A garota revirou os olhos e riu, “ta bem”, murmurou com a voz rouca antes de acender outro cigarro; João a acompanhou, desceu do muro e estendeu a sua mão.  Jordana segurou-a e os dois se encararam. Ela não teve medo de demonstrar um olhar triste e desesperado.
- Por que não se considera mais nenhum sentimento humano? O que pode estar acontecendo agora, João? Eu não sei. Eu tenho tantos planos pro ano que vem, mas não acho que o tempo possa ser dividido assim. Por que as coisas apodrecem por dentro, por que minha vida continua acontecendo mesmo quando eu não estou por perto? Eu sei que não é importante, eu sei que eu não estou envolvida. Que se foda.
- Jordana... esquece isso. Esquece seus planos por um instante, está bem? Ainda estamos aqui. Vamos descer essas escadas, dança comigo. Deixa a sua vida acontecer aqui, onde você está. Olha só, é meia-noite.  Daqui a pouco começam os fogos. Não quebre tantas tradições assim, menina de preto. Vem, cumpra o protocolo, me dê um beijo.

13.9.12

"Tem, mas tá faltando"

O texto abaixo é um desabafo e não precisa fazer sentido NENHUM pra NINGUÉM além de mim mesma.
Qualquer semelhança com nomes, pessoas, fatos ou situações não será mais mera coincidência.

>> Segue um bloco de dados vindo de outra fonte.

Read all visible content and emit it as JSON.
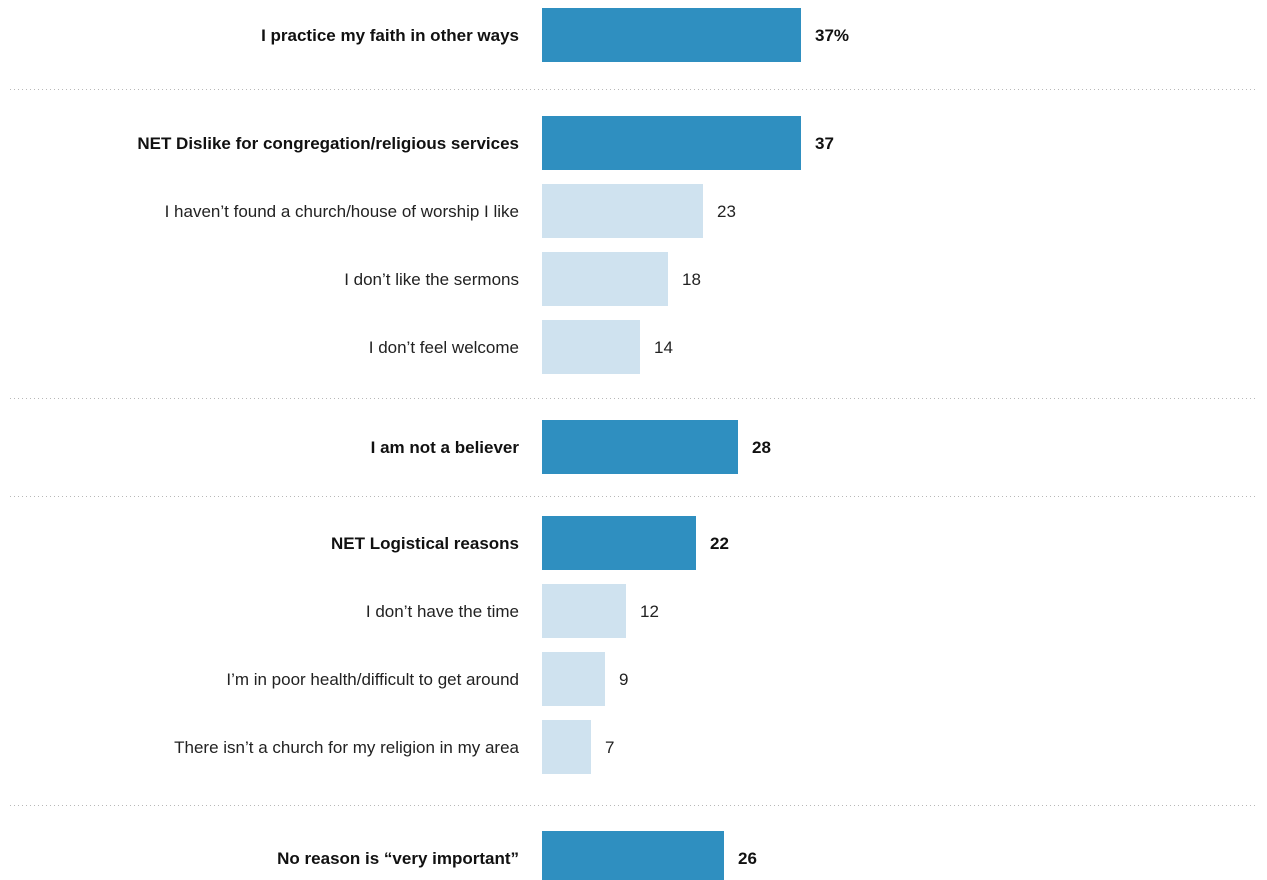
{
  "chart_data": {
    "type": "bar",
    "orientation": "horizontal",
    "unit": "%",
    "xlim": [
      0,
      100
    ],
    "colors": {
      "net": "#2f8fc0",
      "sub": "#cfe2ef"
    },
    "groups": [
      {
        "rows": [
          {
            "label": "I practice my faith in other ways",
            "value": 37,
            "display": "37%",
            "level": "net"
          }
        ]
      },
      {
        "rows": [
          {
            "label": "NET Dislike for congregation/religious services",
            "value": 37,
            "display": "37",
            "level": "net"
          },
          {
            "label": "I haven’t found a church/house of worship I like",
            "value": 23,
            "display": "23",
            "level": "sub"
          },
          {
            "label": "I don’t like the sermons",
            "value": 18,
            "display": "18",
            "level": "sub"
          },
          {
            "label": "I don’t feel welcome",
            "value": 14,
            "display": "14",
            "level": "sub"
          }
        ]
      },
      {
        "rows": [
          {
            "label": "I am not a believer",
            "value": 28,
            "display": "28",
            "level": "net"
          }
        ]
      },
      {
        "rows": [
          {
            "label": "NET Logistical reasons",
            "value": 22,
            "display": "22",
            "level": "net"
          },
          {
            "label": "I don’t have the time",
            "value": 12,
            "display": "12",
            "level": "sub"
          },
          {
            "label": "I’m in poor health/difficult to get around",
            "value": 9,
            "display": "9",
            "level": "sub"
          },
          {
            "label": "There isn’t a church for my religion in my area",
            "value": 7,
            "display": "7",
            "level": "sub"
          }
        ]
      },
      {
        "rows": [
          {
            "label": "No reason is “very important”",
            "value": 26,
            "display": "26",
            "level": "net"
          }
        ]
      }
    ]
  }
}
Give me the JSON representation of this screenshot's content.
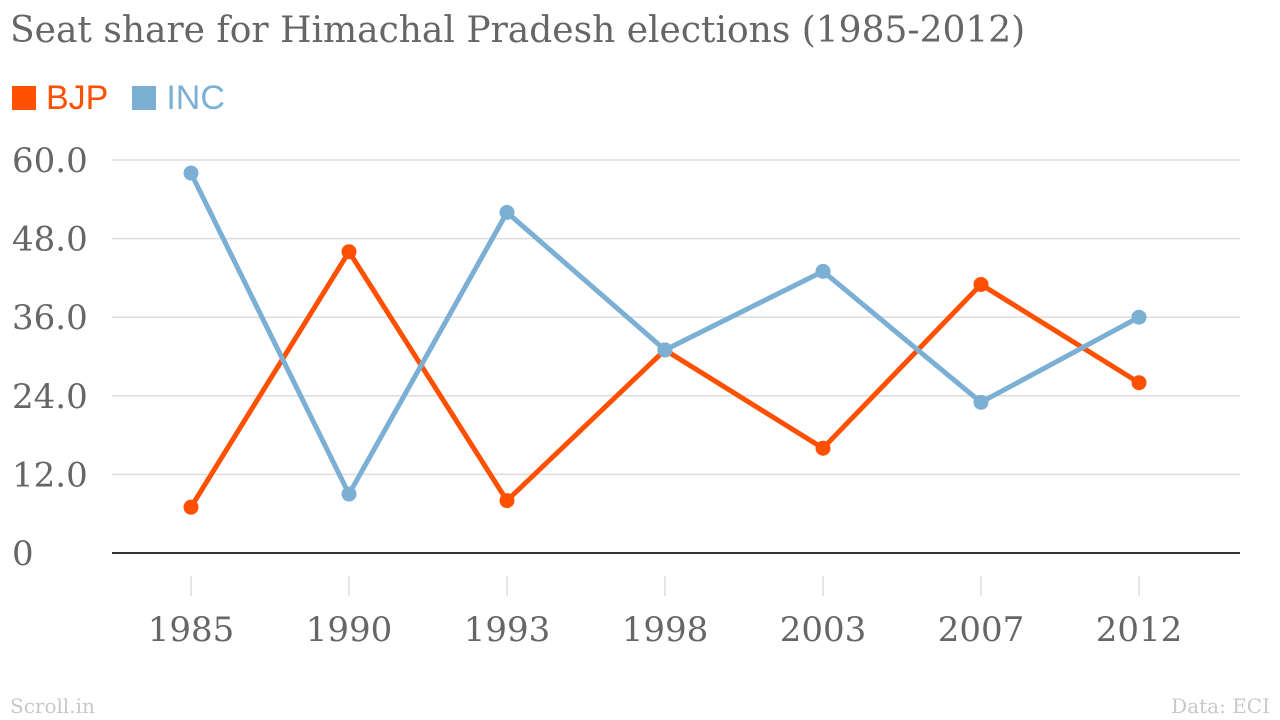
{
  "chart_data": {
    "type": "line",
    "title": "Seat share for Himachal Pradesh elections (1985-2012)",
    "xlabel": "",
    "ylabel": "",
    "categories": [
      "1985",
      "1990",
      "1993",
      "1998",
      "2003",
      "2007",
      "2012"
    ],
    "series": [
      {
        "name": "BJP",
        "color": "#ff5000",
        "values": [
          7,
          46,
          8,
          31,
          16,
          41,
          26
        ]
      },
      {
        "name": "INC",
        "color": "#7bafd4",
        "values": [
          58,
          9,
          52,
          31,
          43,
          23,
          36
        ]
      }
    ],
    "ylim": [
      0,
      60
    ],
    "yticks": [
      "0",
      "12.0",
      "24.0",
      "36.0",
      "48.0",
      "60.0"
    ],
    "grid": true,
    "legend": "top-left"
  },
  "footer": {
    "source_site": "Scroll.in",
    "data_credit": "Data: ECI"
  }
}
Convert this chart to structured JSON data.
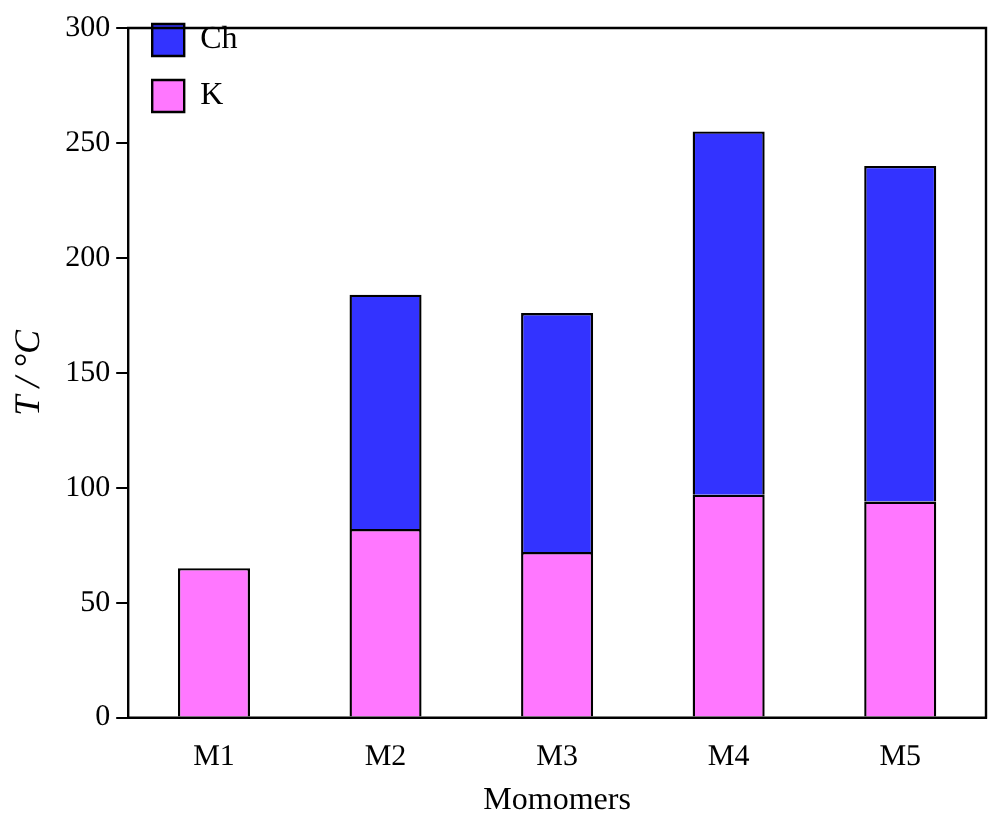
{
  "chart_data": {
    "type": "bar",
    "stacked": true,
    "xlabel": "Momomers",
    "ylabel": "T / °C",
    "categories": [
      "M1",
      "M2",
      "M3",
      "M4",
      "M5"
    ],
    "series": [
      {
        "name": "K",
        "color": "#ff77ff",
        "values": [
          65,
          82,
          72,
          97,
          94
        ]
      },
      {
        "name": "Ch",
        "color": "#3333ff",
        "values": [
          null,
          102,
          104,
          158,
          146
        ]
      }
    ],
    "ylim": [
      0,
      300
    ],
    "yticks": [
      0,
      50,
      100,
      150,
      200,
      250,
      300
    ],
    "grid": false,
    "legend": "top left"
  }
}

Como naquela vez em que Dimitri foi comprar para ela uma garrafa d’água.
Laura sentou-se no meio fio. O rapaz ofereceu-se para acender seu cigarro e a abraçava e ela sorria enquanto ele ficava repetindo “meu deus, eu não pude perceber o quanto senti sua falta o mês inteiro até ver o quanto você está linda hoje à noite!”. Ela o agradecia o tempo todo por estar ali e não tê-la deixado sozinha, porque, sabe, ela precisava mesmo tomar um porre, a vida inteira não era mesmo uma merda? Todos aqueles outros caras eram uns cretinos, mas não Dimitri, ele era uma gracinha, e céus! Já passava da meia noite e ela precisava tomar os remédios.
- Não, pára! Você vai tomar os comprimidos com álcool?
- Que é que tem? Eu vivo fazendo isso, aliás eu já estou bêbada mesmo.
Sempre disseram pra ela que iria passar.
O que não contaram que é que pra isso ela faria tanta estupidez.
Não contaram que é que ela se sentiria um lixo humano, que ela se envolveria com as pessoas erradas. Não contaram que Laura teria de freqüentar treze anos de análise, praticar yoga e ciclismo. Não contaram que ela se veria dopada dentro de uma ambulância e não disseram que os médicos ririam dela não ver o vômito nas mangas do moletom.
Não contaram da falsa compaixão que não se dói da dor dos outros.
Não contaram que passaria, sim. No primeiro ônibus.